Robert Kelly, a professor of political science, was speaking to the BBC about implications for South Korea after its president was removed from power.
But no one could have guessed what was about to happen.
Mr Kelly was in the middle of the interview when one of his children entered the room and went over to their father, knocking over a book in the process.
The interviewer remarks: "I think one of your children's just walked in."
A second, younger child then followed - and then their mother, quite literally, swoops in to take both children out of the room.
Pleas to quiet the children, and a little chaos, then ensue.
She then leans in, gymnastics style, to close the door from the outside.
As Mr Kelly continues talking, children's cries are heard from the other side of the door.

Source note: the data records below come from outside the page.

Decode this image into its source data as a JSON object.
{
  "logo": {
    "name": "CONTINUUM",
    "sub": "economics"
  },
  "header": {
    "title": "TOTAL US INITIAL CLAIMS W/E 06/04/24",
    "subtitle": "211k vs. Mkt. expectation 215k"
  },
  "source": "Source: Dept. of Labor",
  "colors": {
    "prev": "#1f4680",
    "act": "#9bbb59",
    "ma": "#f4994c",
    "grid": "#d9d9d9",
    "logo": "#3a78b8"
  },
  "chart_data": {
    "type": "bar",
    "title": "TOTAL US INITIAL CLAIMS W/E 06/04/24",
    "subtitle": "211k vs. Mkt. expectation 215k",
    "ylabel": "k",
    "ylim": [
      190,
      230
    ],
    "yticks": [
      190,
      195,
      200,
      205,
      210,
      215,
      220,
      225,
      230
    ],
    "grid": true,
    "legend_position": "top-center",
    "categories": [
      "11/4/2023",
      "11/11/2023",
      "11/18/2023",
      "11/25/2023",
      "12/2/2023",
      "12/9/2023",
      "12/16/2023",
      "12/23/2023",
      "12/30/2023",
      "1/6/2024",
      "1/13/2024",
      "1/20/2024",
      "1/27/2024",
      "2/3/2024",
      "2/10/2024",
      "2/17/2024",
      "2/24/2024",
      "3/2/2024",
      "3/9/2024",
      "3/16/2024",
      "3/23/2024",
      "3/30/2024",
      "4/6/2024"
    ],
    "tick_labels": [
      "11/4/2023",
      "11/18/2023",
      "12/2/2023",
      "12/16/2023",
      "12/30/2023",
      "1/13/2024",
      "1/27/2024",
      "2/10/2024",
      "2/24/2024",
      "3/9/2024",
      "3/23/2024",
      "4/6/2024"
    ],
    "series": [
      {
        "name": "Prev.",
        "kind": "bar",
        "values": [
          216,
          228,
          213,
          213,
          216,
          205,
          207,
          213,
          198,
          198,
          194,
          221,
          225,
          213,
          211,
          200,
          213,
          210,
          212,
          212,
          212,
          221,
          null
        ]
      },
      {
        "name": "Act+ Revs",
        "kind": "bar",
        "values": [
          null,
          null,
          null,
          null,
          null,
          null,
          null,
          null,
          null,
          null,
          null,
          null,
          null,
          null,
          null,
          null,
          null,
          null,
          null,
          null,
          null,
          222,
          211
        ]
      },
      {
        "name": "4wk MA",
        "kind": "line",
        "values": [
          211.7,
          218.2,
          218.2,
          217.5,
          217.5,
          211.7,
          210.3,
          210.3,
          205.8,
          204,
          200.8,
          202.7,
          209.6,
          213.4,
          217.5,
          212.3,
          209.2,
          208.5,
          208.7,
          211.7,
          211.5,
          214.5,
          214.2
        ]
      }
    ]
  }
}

The piece comes to a close with the interviewer remarking: "There’s a first time for everything – you've got some children who need you!".
The BBC has marked the day with a tweet saying: "1 year ago today the world became a better place."
— BBC (@BBC) March 10, 2018
Watch the full clip below:
— BBC News (World) (@BBCWorld) March 10, 2017
If you cannot see the video, click here
Speaking after the interview, Professor Kelly told the Wall Street Journal: "I saw the video like everybody else. My wife did a great job cleaning up a really unanticipated situation as best she possibly could … It was funny.
"If you watch the tape I was sort of struggling to keep my own laughs down. They’re little kids and that’s how things are."
"He usually locks the door," his wife, Kim Jung-A said.
"Most of the time they come back to me after they find the locked door. But they didn’t. And then I saw the door was open. It was chaos for me."